Ogni giorni ci alziamo dai nostri letti, accogliendo un nuovo giorno dopo una notte passata a riposare tranquillamente, o dopo una notte insonne, dando per scontato che le seguenti ventiquattro ore che vivremo saranno vuote, spente, scontate. Chissà quante di quelle 3500 persone rimaste uccise nella follia omicida degli attentatori della strage delle Torri Gemelle si saranno alzate dal letto, quella mattina, con i medesimi pensieri.

Le vittime


Come ogni giornata all’alba del tiepido sole di un omonimo settembre newyorchese, avranno sorseggiato il loro caffè, guardando un qualsiasi telegiornale, ascoltando la loro canzone preferita, portando i figli a scuola nel traffico della metropoli, pensando alle faccende da fare la sera stessa in quella casa dove non sarebbero mai rientrati.

Un “ciao” detto troppo di fretta al proprio marito, figlio, moglie, padre o madre, parole a cui nessuna delle vittime quella mattina diede peso. Era una mattina come tante, nel tiepido autunno statunitense.

Così, allo stesso modo, coloro che si trovavano seduti in quegli aerei di linea che verranno poi dirottati dagli stessi terroristi, non sapevano minimamente quanto fossero in realtà vicini a quel cielo che li avrebbe presto accolti tra le sue braccia. Si dirigevano inconsapevoli verso i loro sogni, verso il loro ufficio nella sede distaccata di un’altra città, a trovare i nonni, o semplicemente ad assaporare un’aria diversa da quella della propria casa.

Chissà quante pagine di libri si sarebbero potute riempire con così tante storie da raccontare…

Quanti capitoli si sarebbero potuti scrivere, quanti sentimenti sarebbero trapelati da essi. Quelle pagine però, non verranno mai sfogliate; nessuno racconterà le emozioni, i sogni, le aspirazioni, pregi e difetti di queste persone.

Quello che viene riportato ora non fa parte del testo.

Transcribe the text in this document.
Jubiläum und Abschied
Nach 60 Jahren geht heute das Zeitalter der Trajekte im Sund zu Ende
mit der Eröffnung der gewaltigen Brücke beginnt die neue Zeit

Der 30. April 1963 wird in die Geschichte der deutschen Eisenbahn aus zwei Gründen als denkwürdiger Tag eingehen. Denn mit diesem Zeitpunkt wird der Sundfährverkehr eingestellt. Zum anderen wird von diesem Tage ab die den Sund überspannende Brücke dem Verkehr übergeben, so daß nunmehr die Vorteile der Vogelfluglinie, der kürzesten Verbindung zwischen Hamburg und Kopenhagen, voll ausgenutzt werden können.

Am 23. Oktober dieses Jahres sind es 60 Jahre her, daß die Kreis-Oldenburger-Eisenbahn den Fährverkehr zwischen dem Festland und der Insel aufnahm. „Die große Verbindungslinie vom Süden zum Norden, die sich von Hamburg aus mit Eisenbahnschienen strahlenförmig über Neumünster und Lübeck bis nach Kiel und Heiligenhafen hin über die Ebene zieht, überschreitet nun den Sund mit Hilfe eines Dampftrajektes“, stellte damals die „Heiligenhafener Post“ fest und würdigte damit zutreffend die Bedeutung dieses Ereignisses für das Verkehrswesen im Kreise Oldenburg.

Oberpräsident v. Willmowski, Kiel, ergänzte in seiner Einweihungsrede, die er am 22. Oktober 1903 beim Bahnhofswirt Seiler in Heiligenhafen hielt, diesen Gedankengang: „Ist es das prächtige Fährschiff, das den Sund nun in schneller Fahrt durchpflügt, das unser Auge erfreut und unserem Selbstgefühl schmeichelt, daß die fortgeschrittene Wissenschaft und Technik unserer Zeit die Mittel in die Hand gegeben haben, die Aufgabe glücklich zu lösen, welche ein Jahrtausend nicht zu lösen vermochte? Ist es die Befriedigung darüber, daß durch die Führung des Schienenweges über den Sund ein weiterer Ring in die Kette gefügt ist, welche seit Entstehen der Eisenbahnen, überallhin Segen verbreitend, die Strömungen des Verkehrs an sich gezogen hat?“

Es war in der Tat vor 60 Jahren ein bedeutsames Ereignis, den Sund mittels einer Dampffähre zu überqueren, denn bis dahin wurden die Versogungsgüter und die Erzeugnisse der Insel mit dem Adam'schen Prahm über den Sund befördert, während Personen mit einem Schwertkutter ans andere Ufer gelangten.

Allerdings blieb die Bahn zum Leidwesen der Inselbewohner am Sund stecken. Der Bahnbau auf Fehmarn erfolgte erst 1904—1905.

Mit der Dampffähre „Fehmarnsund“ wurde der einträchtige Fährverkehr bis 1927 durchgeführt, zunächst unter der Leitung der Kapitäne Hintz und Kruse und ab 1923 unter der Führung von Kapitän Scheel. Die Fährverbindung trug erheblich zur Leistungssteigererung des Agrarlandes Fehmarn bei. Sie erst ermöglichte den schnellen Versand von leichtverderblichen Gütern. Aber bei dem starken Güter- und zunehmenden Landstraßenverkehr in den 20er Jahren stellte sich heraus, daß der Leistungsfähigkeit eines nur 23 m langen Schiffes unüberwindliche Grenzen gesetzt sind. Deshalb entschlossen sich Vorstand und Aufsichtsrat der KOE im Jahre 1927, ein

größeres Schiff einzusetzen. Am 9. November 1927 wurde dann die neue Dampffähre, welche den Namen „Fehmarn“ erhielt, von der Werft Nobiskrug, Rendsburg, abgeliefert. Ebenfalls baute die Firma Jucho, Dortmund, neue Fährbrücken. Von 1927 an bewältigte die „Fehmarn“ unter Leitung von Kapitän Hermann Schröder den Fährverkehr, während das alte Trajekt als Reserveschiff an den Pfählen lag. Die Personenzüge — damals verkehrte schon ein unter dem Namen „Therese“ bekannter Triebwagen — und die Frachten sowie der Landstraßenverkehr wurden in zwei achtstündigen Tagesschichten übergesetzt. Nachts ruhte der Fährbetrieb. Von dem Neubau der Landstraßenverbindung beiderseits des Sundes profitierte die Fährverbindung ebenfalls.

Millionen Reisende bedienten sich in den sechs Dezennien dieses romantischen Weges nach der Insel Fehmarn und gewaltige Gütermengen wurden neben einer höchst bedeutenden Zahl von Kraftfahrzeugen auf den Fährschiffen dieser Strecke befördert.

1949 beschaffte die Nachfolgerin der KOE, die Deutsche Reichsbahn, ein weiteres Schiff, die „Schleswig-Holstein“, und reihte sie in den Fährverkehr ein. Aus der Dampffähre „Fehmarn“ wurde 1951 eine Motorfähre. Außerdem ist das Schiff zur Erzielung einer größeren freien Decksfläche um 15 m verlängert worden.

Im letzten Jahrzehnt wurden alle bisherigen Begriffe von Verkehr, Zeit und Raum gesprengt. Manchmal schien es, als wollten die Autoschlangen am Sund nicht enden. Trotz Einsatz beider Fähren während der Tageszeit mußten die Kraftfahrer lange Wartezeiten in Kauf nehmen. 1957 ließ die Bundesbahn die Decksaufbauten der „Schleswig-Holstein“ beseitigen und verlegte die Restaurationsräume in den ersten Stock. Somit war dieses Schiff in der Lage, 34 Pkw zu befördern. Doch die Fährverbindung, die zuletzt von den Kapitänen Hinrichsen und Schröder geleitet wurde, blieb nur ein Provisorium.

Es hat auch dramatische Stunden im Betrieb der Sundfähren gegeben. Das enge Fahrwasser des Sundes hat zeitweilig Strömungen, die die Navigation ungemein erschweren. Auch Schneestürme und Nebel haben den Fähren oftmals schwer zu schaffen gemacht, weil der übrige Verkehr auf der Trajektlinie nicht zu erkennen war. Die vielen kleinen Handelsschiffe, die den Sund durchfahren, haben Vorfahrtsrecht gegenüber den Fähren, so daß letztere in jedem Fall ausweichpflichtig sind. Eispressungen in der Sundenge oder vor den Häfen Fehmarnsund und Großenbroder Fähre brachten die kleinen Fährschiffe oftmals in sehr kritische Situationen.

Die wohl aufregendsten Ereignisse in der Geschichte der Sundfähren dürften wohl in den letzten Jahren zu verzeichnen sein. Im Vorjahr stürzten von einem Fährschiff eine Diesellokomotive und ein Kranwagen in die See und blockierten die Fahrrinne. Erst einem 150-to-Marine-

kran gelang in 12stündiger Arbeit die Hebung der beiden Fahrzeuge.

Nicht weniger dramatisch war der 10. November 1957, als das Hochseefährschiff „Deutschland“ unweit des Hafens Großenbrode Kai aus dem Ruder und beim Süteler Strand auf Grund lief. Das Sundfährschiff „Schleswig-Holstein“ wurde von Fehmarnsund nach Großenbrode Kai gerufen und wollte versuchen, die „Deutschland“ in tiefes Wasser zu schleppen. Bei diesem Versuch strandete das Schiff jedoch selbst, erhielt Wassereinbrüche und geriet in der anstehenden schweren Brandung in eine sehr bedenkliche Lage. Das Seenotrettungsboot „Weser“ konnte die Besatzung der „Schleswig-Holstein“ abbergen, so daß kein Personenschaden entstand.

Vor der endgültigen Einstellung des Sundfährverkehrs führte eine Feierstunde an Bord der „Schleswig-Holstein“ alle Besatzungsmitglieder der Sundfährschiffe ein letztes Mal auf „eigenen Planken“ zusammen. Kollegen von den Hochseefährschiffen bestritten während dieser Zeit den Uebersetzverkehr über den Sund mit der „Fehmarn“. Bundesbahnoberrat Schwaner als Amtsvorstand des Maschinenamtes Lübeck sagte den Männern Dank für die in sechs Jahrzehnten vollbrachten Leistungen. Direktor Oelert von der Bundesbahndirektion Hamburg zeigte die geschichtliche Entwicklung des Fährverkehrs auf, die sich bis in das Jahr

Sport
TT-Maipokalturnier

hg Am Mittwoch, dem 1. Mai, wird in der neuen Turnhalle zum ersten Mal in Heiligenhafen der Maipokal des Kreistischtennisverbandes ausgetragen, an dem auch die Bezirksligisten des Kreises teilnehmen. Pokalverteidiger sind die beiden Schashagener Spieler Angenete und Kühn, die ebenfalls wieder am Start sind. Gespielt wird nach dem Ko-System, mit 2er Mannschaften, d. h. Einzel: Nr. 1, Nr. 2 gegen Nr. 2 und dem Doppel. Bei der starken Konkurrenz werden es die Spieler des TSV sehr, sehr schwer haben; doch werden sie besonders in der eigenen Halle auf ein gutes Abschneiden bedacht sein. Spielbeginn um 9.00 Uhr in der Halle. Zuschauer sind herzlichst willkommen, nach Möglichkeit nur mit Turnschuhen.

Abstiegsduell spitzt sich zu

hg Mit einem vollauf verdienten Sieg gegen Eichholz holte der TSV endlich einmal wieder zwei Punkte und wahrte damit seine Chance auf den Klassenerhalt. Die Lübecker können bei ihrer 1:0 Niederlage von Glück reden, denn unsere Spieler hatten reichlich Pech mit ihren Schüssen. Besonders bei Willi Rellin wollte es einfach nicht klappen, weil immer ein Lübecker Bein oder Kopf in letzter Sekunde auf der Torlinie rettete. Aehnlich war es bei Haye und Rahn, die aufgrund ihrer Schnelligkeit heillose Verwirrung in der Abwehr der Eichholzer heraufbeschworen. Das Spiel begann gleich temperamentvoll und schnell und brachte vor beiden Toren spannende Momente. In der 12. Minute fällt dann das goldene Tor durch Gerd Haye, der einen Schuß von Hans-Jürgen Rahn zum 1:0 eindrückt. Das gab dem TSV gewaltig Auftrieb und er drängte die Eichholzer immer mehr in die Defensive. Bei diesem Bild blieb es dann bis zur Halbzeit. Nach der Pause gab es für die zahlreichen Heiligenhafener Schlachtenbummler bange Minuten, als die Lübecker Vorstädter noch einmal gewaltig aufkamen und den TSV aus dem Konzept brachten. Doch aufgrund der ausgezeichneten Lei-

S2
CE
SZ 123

Non ne conosciamo che il nome, soltanto di alcuni, ma soffriamo al solo sentirlo quasi come se li conoscessimo da una vita intera. Conosciamo il nome dei piloti degli aerei dirottati, degli equipaggi di volo, di coloro che ebbero il coraggio di ribellarsi a chi la vita la stava loro strappando via.

Conosciamo i volti di coloro che in quelle torri avevano costruito la propria carriera, coloro che accompagnavano lì i loro bambini a scuola, chi si recava in ufficio per lavorare chi per usufruire di un servizio, chi in giacca e cravatta chi con un’umilissima divisa da operaio.

Poco importa, però, chi fossero, cosa indossassero, cosa stessero facendo. Poco importa da dove venissero, il colore della loro pelle, cosa ci facessero lì in quel momento. La morte non è stata in grado di risparmiarli; alle 8.45 avviene il primo schianto di un aereo dirottato sulla torre Nord; soli quindici minuti più tardi, il calore delle fiamme avvolge crudele e indisturbato anche la torre Sud, colpita alle 9.05 da un secondo aereo dirottato.

L’esplosione, il colpo, il fuoco, il fumo e i detriti, poi il nulla. Chi grida. Chi piange. Chi invoca il proprio Dio di morire piuttosto che bruciare tra le fiamme. Chi chiama i propri cari salutandoli per sempre. Chi resta in silenzio, avvolto dal frastuono assordante di ciò che sta succedendo. Chi osserva tale terrore dall’altra parte del mondo, dallo schermo di una televisione, lontano, al sicuro. Chi già cerca il colpevole, chi sa benissimo di esserlo.

Il mondo si trasforma improvvisamente in luogo non più protetto, sicuro, ogni certezza va in frantumi dopo aver visto una delle città più autonome e moderne al mondo venir colpita nel profondo del proprio cuore, lasciando atterrito chiunque di fronte ad un’immagine che più di tutte, forse, si avvicina all’idea di inferno biblico che tutti conosciamo.

I colpevoli della strage

Non si può spiegare a parole quanto accaduto in quello stesso giorno di ventuno anni fa. Lo si può soltanto tentare di comprendere, anche se purtroppo ancora oggi, sebbene siano passati tanti anni, tutto ciò sembra ancora essere incomprensibile.

Chi conserva dentro di sé così tanto odio da generare una tragedia simile?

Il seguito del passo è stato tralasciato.